Two open questions where I think a decision from Optech is needed:

  1. Who builds and publishes the statically linked bitcoind-taproot releases needed for Colab?
  2. Should the current notebooks be modified for Colab support (i.e. adding the setup cell at the top)? Or should the Colab notebooks be in a separate branch/fork, which would need to be maintained/rebased? Other ideas?
jnewbery commented 4 years ago

@0xB10C thanks for prodding me, and sorry for not getting to this sooner. I've played around with it and it's great. We should definitely offer this as an option. To answer your questions:

  1. I'm open to suggestions. This is something we presumably only need to do once for every version (ie once now and then once again when we update our bitcoind branch to use sipa's new branch with 32 byte pubkeys, etc). I think it's fine for us to publish these built binaries in the release since they'll only be run in google's colab and not on people's own machines.
  2. Can the colab setup code be extracted into a separate util file and then called from one line in the notebook? If we did that it'd be very easy to maintain a branch that had a single commit adding that line to the top of every notebook. As we update the master branch we can just rebase that single commit on master and there should be very few merge issues.
0xB10C commented 4 years ago
  1. Sounds good! I wrote down some notes when creating the PoC, but feel free to ignore them, if there are better ways.

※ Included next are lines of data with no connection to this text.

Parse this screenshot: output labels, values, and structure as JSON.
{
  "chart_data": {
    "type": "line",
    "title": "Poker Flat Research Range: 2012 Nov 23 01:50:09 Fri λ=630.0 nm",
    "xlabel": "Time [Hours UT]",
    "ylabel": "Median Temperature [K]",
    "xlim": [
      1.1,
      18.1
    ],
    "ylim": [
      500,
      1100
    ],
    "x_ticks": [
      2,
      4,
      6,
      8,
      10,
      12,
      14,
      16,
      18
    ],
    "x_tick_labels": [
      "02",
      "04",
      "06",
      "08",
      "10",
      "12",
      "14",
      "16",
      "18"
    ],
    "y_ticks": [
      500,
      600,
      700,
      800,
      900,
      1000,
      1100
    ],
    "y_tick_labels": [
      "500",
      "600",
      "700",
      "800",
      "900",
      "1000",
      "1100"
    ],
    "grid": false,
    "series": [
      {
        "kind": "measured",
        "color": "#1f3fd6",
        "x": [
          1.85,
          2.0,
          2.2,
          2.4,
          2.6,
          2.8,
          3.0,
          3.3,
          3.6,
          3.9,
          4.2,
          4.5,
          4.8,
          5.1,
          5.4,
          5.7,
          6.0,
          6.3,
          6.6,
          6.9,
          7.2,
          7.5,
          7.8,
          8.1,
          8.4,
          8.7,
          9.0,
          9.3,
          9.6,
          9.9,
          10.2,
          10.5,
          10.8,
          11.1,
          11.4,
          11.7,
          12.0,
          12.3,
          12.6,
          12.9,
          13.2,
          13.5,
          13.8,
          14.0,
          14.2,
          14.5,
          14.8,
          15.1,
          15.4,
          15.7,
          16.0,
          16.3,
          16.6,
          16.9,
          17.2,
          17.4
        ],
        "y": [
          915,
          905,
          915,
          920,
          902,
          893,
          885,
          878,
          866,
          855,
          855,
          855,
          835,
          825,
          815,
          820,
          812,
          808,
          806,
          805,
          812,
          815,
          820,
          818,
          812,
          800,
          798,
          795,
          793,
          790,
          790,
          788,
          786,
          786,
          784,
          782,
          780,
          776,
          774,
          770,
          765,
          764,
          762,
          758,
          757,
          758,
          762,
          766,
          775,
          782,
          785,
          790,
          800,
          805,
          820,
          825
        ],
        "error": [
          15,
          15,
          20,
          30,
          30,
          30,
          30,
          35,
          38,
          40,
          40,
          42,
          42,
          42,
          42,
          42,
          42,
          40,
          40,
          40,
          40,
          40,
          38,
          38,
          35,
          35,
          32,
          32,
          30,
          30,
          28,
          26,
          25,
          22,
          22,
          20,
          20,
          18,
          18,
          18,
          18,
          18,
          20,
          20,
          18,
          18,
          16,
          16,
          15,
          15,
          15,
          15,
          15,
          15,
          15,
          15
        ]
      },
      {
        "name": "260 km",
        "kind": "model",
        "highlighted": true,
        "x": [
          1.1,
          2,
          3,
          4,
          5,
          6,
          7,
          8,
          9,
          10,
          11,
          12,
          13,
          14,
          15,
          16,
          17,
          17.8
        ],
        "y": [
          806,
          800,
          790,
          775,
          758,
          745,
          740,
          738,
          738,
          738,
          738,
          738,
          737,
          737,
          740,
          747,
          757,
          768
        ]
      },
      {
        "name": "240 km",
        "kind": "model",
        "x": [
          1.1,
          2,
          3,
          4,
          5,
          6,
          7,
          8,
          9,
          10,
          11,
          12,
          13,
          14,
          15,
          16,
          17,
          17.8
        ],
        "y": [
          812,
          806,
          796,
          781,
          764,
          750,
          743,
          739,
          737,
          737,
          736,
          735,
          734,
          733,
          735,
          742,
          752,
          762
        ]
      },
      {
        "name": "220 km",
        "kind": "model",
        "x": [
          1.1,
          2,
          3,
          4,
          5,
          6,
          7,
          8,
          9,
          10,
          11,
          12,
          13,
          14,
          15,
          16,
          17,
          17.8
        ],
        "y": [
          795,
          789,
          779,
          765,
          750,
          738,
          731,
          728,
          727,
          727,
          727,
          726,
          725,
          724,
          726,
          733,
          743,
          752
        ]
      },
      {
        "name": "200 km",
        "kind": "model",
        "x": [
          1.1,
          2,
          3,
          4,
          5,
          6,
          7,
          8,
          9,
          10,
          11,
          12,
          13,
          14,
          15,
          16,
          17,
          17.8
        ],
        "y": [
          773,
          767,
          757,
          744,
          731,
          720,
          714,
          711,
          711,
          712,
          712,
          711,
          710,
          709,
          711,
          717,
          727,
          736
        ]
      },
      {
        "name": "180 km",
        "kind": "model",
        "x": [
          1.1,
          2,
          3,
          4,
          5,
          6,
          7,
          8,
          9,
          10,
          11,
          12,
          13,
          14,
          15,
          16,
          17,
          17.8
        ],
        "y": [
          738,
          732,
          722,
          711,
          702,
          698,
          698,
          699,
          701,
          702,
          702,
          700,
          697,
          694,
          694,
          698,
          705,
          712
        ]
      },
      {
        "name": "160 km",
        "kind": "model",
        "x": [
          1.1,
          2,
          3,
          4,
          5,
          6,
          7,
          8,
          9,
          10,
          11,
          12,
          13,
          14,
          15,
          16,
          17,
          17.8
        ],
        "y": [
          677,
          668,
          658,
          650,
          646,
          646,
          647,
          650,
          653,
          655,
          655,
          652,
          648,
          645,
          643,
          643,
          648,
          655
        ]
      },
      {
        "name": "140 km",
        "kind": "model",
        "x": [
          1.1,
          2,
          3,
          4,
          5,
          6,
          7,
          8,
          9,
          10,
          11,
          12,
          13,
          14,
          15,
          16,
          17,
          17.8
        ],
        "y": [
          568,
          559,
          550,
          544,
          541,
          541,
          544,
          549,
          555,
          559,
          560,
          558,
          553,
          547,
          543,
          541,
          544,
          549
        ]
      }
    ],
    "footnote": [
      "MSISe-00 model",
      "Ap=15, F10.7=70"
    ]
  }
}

    • A statically linked binary will speed up the setup in Colab, since we don't need to install dependencies. I followed achow101's instructions from this bitcointalk post for a similar project.
    • Reducing the size of the binary by striping and compressing is probably worth it.
    • The test framework needs the <bitcoin dir>/test/config.ini file with the environment variables and components. I guess it can be created/written to by the colab setup script.
  2. Approach ACK. Probably the easiest to maintain, while not incorporating anything into master that doesn't really need to be there. I'd like to contribute the Colab setup (shell) script.

jnewbery commented 4 years ago

@0xB10C thanks. If you're able to build the statically-linked binary, I'm happy to add it to one of the optech releases so it can be fetched by colab.

jnewbery commented 4 years ago

Code is merged into the Colab branch. Thanks @0xB10C !

I think we need to update the README.md to add instructions on how to run this in Colab and then we can close this issue.

0xB10C commented 4 years ago

As doc: Conclusion was to rebase the Colab branch onto master as needed. For example after bigger changes or additions.